Created by Sharon Horgan (Catastrophe) and Jeff Astrof (Friends), Shining Vale follows a family trying to repair some adulterous wounds by moving out of the city and into a small town where their new home turns out to be extremely haunted. The scary sitcom begins with two episodes airing on Starz on Sunday March 6.
Newsweek interviewed Cox and Kinnear, who play the parents of two troublesome teens in Shining Vale, as well as the creators Astrof and Horgan.
Embarrassing parents
Cox plays Pat Phelps, an adult fiction writer suffering with writer’s block, while Kinnear plays her wronged husband Terry. After Pat ends her brief steamy affair, the couple attempt to repair their relationship by moving the entire family to the town of Shining Vale. All the while their kids (Gus Birney and Dylan Gage) target their derision at mom and dad for being embarrassing parents—something that Cox and Kinnear admit they know all too well.
“I think I’m really cool,” Cox told Newsweek, “And Coco, especially with my Instagram, she thinks I’m the biggest nerd and so annoying. So I can relate a little bit to this character.”
Cox’s daughter Coco Arquette watches on as her mom frequently uploads videos to her 12 million Instagram followers. The content ranges from recreating “The Routine” from Friends with Ed Sheeran, to putting a genuine turkey on her head for Thanksgiving.
Unfortunately Kinnear thinks he’s just as uncool to his three kids, despite his best efforts. He told Newsweek, “I try. Damn do I try. I’m giving it everything I got. Using all the gas in the tank, but I’m not cool and no matter what I do, I’m never gonna be cool and I’ve learned that.
“And by the way, it’s humbling but it’s also empowering when you finally get over that,” he said.
Themes of mental illness
Shining Vale opens with an eye-catching analogy. The show compares mental illness with being possessed by a ghost, something which becomes the central premise of the show.

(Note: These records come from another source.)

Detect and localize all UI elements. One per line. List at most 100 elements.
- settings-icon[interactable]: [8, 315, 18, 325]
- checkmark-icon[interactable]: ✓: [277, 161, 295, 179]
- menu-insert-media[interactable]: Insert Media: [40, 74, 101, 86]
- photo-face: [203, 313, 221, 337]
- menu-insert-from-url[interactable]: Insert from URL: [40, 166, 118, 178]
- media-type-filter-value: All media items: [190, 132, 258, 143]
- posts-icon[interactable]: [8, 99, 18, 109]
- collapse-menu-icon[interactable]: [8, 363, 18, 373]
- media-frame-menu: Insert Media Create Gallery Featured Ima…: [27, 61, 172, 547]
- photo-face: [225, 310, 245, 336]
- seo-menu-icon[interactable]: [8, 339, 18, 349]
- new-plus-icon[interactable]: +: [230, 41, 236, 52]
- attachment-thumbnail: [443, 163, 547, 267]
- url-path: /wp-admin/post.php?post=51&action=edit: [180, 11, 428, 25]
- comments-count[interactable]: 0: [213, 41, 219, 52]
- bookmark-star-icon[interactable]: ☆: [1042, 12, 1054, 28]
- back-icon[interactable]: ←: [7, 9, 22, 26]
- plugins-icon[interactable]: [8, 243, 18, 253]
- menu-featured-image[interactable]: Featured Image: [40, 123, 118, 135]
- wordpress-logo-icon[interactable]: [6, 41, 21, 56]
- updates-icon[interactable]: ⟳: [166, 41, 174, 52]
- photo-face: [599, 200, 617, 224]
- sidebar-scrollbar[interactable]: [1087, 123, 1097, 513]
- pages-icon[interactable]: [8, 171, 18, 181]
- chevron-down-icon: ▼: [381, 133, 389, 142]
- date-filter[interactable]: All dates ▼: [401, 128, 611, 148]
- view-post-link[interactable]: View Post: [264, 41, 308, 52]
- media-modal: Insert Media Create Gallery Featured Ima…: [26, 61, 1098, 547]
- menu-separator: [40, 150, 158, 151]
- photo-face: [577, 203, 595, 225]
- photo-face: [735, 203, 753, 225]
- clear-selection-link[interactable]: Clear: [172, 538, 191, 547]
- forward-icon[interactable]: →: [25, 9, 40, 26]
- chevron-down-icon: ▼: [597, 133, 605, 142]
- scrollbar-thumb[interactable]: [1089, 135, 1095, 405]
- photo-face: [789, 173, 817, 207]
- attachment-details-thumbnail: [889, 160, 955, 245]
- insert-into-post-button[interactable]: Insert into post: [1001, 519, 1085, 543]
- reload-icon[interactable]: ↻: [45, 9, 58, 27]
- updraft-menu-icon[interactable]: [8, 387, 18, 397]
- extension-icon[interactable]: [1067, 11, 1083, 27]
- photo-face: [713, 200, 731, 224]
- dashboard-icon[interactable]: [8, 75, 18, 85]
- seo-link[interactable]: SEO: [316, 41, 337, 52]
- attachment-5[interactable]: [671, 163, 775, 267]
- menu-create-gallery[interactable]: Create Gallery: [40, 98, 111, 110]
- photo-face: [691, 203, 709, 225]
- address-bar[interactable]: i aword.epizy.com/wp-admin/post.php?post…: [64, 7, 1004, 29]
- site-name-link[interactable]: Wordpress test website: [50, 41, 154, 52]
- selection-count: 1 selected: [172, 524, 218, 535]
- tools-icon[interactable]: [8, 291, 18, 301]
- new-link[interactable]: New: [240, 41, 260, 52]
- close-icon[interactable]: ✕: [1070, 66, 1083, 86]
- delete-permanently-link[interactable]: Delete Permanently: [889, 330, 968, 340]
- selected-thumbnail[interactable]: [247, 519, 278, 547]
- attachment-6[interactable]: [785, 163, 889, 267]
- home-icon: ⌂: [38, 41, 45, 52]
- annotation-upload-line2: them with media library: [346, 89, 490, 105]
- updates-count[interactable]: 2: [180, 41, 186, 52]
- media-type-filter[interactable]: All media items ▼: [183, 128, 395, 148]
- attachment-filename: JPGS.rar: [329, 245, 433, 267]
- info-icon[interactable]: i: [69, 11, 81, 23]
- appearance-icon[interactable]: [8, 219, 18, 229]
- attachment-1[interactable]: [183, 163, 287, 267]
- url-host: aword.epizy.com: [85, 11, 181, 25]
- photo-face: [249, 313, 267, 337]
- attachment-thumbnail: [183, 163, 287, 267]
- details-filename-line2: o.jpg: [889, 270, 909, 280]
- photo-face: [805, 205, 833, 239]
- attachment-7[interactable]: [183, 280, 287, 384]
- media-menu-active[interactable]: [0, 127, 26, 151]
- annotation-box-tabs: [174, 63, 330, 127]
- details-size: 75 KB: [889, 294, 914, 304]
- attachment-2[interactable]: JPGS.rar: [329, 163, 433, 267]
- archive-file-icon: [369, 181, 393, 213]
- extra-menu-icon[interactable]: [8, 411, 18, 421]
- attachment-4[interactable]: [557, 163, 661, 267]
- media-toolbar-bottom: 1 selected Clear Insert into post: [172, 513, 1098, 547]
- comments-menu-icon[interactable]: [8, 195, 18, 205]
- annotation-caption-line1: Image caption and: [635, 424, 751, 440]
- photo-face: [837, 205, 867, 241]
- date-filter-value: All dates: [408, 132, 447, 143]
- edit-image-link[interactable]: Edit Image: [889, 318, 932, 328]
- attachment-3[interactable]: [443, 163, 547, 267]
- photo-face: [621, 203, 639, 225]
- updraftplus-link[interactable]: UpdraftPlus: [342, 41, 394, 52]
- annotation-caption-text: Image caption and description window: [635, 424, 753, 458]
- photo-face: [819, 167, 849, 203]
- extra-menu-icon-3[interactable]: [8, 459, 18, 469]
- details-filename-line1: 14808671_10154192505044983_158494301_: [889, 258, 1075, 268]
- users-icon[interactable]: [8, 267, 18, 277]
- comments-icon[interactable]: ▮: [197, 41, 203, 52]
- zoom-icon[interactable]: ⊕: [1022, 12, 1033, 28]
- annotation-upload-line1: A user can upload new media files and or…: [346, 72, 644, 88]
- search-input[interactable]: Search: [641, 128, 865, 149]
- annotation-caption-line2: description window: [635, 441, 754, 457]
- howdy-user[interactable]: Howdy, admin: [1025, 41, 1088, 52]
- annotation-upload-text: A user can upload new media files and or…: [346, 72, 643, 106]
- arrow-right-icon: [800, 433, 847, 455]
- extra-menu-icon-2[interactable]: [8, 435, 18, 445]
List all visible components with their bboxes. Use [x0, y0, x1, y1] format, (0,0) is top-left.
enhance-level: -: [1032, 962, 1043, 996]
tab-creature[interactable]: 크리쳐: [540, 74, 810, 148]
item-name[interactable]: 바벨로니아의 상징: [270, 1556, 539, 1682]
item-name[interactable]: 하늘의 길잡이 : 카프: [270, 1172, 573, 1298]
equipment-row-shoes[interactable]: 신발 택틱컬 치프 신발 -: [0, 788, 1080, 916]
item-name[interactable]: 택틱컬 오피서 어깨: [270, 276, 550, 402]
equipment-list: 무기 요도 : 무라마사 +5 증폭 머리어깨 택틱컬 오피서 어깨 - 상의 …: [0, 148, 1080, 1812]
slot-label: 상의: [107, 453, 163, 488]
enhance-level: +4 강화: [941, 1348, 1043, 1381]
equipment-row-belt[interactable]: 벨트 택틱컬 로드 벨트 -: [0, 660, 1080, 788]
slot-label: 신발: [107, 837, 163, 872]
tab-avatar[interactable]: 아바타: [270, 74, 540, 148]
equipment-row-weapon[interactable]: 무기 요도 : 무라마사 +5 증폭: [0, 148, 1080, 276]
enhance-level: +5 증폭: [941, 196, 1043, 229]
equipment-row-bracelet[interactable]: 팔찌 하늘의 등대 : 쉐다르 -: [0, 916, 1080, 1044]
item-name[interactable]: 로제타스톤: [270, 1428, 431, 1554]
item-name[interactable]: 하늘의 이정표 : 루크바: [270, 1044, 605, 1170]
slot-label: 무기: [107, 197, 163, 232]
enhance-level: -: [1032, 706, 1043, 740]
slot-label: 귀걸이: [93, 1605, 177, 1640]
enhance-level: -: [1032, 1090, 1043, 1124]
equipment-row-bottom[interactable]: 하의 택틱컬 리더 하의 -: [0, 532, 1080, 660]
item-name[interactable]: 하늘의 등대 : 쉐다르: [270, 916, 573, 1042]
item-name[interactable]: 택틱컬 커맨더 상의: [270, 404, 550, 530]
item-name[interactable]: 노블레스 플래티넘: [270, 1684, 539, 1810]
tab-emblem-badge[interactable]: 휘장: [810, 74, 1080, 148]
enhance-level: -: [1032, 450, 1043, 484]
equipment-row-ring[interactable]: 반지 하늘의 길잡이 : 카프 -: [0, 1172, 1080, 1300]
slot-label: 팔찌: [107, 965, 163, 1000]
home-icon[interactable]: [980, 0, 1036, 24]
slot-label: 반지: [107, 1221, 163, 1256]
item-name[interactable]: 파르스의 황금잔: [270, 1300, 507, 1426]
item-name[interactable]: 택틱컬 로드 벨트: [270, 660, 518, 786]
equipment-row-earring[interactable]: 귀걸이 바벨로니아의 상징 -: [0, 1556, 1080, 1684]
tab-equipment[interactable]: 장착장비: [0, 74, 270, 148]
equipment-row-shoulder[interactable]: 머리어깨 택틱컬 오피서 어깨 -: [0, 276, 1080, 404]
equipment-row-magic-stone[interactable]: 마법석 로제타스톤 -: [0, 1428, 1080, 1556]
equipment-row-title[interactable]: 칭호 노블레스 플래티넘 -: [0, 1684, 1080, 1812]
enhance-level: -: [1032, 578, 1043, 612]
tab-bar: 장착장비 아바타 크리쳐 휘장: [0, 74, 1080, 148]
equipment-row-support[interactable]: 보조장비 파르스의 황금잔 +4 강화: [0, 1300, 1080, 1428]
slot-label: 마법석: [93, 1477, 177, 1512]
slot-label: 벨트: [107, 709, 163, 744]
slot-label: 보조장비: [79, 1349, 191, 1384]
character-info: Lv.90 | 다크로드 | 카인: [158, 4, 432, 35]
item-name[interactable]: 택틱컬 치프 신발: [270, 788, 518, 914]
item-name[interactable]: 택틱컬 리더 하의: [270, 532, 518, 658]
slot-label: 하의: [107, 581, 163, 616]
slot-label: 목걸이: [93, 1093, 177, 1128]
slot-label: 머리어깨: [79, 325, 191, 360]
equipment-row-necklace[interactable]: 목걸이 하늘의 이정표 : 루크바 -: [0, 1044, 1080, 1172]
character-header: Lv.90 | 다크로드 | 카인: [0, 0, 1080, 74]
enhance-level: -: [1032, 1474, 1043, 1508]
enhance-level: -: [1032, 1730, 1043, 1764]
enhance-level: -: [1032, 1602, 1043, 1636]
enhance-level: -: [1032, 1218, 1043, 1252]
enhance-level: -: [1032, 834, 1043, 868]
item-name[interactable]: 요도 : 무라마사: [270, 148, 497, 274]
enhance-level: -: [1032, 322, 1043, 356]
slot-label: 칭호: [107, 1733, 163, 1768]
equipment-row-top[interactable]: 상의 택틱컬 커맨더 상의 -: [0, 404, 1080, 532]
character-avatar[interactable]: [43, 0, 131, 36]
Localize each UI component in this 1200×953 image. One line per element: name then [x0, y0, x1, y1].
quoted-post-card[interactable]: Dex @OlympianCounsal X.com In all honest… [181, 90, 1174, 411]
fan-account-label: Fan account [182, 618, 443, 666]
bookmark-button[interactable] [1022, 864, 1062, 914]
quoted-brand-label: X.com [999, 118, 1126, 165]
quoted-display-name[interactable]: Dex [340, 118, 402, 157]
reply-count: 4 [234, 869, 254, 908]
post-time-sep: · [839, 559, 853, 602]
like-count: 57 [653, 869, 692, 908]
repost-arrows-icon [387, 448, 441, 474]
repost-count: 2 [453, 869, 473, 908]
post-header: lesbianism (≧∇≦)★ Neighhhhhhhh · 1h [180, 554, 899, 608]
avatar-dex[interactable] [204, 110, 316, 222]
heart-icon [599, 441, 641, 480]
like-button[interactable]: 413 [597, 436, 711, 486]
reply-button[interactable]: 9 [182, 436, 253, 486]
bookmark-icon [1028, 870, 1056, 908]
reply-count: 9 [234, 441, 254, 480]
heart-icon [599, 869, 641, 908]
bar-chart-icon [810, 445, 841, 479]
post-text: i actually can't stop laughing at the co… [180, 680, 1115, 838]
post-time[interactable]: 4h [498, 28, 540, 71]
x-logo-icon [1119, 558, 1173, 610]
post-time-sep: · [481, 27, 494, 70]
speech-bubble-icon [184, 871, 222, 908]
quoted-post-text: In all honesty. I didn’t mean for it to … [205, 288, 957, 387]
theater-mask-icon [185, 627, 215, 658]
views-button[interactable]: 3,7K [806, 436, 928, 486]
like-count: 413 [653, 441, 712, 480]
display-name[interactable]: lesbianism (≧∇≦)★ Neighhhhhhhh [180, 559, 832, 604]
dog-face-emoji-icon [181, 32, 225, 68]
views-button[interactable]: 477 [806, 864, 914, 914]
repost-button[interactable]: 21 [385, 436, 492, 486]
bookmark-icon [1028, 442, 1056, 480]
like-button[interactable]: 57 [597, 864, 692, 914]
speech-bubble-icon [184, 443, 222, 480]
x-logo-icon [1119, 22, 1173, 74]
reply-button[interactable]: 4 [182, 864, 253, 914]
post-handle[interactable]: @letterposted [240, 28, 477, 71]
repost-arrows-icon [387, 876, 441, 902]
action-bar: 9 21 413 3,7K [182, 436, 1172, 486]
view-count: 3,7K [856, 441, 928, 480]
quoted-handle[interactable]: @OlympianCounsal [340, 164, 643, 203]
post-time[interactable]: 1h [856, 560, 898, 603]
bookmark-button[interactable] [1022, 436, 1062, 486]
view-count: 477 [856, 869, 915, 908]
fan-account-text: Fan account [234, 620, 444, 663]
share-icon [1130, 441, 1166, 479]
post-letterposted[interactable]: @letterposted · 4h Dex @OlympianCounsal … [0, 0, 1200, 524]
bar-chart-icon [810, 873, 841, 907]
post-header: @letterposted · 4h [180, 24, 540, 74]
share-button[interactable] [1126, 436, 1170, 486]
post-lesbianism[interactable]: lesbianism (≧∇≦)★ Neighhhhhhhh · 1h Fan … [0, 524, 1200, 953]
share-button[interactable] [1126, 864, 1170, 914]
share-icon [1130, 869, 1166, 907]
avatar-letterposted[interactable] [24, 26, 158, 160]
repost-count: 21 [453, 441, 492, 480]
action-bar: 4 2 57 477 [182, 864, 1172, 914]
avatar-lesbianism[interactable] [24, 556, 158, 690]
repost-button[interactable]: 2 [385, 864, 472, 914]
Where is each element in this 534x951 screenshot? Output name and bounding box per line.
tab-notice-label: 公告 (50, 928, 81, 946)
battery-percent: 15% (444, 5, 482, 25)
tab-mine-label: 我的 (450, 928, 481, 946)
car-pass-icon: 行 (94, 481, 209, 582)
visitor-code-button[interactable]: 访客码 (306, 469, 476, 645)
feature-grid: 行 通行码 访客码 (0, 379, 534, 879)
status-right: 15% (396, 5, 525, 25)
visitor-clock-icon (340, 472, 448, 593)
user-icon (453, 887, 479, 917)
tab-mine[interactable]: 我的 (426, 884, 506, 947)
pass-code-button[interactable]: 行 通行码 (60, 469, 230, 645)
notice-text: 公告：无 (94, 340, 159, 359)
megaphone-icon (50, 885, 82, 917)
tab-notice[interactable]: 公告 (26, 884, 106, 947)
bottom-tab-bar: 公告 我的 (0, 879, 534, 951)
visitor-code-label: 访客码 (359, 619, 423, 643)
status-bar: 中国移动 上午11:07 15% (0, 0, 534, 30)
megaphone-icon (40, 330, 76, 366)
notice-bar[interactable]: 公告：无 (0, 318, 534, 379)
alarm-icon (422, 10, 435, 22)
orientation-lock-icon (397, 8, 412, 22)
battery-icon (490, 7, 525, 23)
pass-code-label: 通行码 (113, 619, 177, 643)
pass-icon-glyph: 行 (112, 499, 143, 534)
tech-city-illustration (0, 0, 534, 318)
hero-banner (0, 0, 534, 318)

“It was right there on the very first page that was ever written,” Horgan told Newsweek.
Astrof agreed and explained his reasons for wanting to team up with his writing partner, “Somebody told me Sharon Horgan wants to do like The Shining as a comedy, I was in, but once I saw that first page I was just like ‘Oh my God this is fantastic’, and you could do such a deep dive on that.
“We shot it and wrote it in such a way that you can look back and say, ‘Oh, she was clearly possessed’ or ‘Oh, she’s just mentally ill’ and that was really, really the challenge but also the the fun of it.”
Combining the horror and comedy aspects so seamlessly, Cox believes the creators are really on to something with Shining Vale. “I do think this is genre-bending,” she said, “It’s not your typical slasher thing but it’s funny, like Scream, it’s not just a straight down the middle comedy, it actually is a dark comedy, but it’s very real, but it can also be silly.”
Horgan wanted Cox’s character Pat to take viewers on her unusual journey in Shining Vale. “The show could seem like a little sort of broad and crazy on paper but that’s why it works so well, because you really feel what she’s going through. Horgan added, “We really wanted it to be grounded and weirdly kind of believable.”
Shooting during COVID
Shining Vale was shot in Los Angeles throughout the first half of 2021 by which point COVID-19 protocols had been firmly implemented across the industry.
Kinnear noted that while he loved collaborating with Cox and the other actors for the first time, there may have been something missing. “Courteney and I hadn’t worked together before and I really enjoyed all the actors that we had on this but I can’t imagine how much better it would have been if I didn’t have a mask and a plastic shield over my face when I was hanging out at craft services trying to get a cup of coffee,” Kinnear said.
“I think everything is completely changing,” Cox said. “Besides it being a bummer to have to wear a mask, except for the actors, you don’t get to know the crew like you would normally. I think it’s a little way you lose that family feel.”
“How much better would things be without this?” Kinnear pondered, “and of course, they’d be infinitely better. But you know TV shows, as much as any other industry, requires immediacy and intimacy with the people around you. Ours really has that so until we get to the other side of this, I just think it’s an unfortunate reality.”
Shining Vale begins on Starz on Sunday March 6 with two new episodes. Each subsequent episode will air one at a time every Sunday.